The show has many situations such as you describe. I'm sure that you can find books on effective techniques to deal with your son's behaviours.

But, your question is not an out-of-the-ordinary question. We all love and care for our kids, even when we cannot in any way understand their behaviour.

Good luck to you !!!

2006-08-05 16:55:57 · answer #8 · answered by pezdispenserwisdom 3 · 0 0

I was not consistent with my children, but I watch my daughter who is a pediatrician and I am amazed at her kids wonderful behavior. I have never even heard her raise her voice with either child. Her secret seems to be consistency....they know exactly what the consequences are and she doesn't believe in spanking. Her kids are 2 and 4 and the worst that ever happens is "time out" for maybe 5 minutes. If they do throw a tantrum she just acknowledges their feelings in a soft voice, "I know you want an ice cream cone, but you can't have one right now">she doesn't ever respond in a negative way. (trust me, I wasn't that kind of mom with her)

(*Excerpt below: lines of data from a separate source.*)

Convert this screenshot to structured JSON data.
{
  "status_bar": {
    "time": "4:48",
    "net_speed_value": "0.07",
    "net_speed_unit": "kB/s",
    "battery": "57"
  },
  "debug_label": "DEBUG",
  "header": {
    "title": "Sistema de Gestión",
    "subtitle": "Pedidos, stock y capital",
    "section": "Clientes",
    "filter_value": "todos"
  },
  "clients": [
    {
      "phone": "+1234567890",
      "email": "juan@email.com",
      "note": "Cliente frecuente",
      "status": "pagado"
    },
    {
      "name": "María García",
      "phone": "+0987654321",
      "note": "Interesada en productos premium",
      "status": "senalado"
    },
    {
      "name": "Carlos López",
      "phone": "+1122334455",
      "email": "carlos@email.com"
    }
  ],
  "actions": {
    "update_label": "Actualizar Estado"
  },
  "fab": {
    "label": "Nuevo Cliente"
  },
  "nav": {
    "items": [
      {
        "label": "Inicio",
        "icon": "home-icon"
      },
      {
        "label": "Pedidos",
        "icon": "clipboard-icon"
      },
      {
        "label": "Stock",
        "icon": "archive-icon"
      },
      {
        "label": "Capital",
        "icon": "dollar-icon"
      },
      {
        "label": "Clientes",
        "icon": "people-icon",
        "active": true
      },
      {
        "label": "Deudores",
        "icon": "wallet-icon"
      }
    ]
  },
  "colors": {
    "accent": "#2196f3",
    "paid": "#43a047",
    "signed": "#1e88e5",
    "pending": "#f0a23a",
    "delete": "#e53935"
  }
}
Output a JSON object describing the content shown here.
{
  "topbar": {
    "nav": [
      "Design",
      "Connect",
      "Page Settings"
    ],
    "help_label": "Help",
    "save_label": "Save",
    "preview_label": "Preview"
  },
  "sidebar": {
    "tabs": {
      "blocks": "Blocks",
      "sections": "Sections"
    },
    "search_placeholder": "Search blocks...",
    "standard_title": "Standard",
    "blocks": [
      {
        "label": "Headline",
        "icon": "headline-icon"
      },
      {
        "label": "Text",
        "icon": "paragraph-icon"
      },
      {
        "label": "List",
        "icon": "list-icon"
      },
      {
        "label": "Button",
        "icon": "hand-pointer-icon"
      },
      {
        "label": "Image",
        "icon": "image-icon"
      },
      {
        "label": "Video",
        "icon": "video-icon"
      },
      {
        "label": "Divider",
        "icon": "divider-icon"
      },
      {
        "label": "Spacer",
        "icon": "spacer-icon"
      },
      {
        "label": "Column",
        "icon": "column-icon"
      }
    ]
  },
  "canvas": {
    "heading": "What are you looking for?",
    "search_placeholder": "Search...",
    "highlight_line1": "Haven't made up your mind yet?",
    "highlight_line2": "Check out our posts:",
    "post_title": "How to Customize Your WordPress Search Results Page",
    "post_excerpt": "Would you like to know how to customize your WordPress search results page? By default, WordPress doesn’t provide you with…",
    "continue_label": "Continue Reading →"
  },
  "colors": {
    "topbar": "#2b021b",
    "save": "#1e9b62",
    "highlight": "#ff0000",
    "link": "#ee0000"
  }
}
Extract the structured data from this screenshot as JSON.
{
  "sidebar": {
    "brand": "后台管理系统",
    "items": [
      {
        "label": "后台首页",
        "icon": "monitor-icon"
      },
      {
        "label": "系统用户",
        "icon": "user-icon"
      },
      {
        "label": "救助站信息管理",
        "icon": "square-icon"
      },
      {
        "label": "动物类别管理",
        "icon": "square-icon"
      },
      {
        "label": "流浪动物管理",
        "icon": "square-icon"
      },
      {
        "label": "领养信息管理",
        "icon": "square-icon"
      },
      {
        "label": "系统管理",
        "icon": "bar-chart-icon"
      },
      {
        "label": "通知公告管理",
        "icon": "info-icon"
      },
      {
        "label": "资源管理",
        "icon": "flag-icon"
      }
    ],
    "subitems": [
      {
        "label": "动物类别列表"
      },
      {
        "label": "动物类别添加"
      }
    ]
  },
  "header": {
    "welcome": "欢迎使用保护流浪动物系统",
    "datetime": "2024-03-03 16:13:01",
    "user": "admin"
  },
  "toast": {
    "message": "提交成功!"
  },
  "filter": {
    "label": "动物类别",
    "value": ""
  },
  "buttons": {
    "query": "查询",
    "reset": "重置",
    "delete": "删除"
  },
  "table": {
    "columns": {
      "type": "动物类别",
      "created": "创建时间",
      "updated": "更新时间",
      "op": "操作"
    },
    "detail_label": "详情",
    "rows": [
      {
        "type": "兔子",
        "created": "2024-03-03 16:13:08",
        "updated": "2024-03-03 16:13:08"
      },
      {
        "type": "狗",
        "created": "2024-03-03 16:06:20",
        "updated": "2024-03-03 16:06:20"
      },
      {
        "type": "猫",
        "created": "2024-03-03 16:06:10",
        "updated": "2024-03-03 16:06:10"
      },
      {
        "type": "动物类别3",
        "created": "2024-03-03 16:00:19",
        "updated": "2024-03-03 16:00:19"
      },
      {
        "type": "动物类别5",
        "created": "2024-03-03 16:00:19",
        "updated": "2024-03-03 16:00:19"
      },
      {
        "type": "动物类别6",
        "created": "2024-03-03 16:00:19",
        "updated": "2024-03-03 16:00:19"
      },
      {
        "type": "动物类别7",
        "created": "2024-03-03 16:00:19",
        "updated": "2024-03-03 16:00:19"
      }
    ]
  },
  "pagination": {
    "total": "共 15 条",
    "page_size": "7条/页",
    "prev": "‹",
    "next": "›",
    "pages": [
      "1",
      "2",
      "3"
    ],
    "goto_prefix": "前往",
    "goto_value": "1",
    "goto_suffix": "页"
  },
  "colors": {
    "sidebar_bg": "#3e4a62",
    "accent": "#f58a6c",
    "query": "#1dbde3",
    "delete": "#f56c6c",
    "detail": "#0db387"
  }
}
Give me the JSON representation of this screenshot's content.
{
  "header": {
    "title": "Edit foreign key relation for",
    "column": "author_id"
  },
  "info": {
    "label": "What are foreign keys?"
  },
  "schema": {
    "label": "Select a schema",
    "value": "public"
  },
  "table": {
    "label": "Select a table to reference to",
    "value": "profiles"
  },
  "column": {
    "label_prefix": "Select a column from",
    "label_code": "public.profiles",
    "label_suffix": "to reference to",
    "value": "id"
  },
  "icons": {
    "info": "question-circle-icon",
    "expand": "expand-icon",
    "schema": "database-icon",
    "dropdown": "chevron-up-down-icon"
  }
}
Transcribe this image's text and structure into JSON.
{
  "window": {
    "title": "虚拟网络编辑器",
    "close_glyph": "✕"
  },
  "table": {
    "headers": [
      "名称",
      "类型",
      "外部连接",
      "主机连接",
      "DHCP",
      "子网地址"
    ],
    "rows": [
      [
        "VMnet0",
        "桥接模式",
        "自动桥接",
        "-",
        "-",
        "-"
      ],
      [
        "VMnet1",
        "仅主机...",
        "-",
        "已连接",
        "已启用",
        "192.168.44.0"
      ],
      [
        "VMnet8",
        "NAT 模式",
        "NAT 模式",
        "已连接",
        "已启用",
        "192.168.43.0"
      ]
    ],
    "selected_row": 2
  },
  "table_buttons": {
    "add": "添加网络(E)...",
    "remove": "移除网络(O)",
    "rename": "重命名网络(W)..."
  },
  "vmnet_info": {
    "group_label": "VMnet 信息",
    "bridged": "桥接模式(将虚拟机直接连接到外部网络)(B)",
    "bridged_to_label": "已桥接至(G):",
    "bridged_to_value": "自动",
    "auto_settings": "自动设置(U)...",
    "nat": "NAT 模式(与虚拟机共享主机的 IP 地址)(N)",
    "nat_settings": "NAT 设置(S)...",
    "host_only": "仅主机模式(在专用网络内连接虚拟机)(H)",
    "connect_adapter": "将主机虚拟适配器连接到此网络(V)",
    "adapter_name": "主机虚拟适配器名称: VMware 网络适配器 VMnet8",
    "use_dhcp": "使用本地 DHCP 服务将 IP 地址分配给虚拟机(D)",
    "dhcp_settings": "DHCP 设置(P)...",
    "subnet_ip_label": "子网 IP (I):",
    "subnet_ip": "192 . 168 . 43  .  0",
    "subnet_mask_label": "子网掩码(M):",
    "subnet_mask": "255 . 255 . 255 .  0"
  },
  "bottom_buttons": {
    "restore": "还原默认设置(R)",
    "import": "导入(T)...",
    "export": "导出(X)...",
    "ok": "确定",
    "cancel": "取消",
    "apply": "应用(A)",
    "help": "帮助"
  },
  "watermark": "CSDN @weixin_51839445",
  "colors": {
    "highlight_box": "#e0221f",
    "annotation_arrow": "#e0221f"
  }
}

2006-08-13 13:09:08 · answer #9 · answered by Cassie 5 · 0 0

He's acting out. Does your home have a schedule? A lot of children react positively to having schedules of what is supposed to happen during the course of the day. Are you a stay at home mom? His behavior is not normal. You may want to seek the advice of a child psychologist.

I would try doing just the opposite of what you have been doing. If he starts to act up, just stand up and walk away. If he chases after you, then tell him that he has to stop misbehaving. If he doesn't, the observe what he does. He might have ADHD. I don't know how young they diagnose those types of disorders.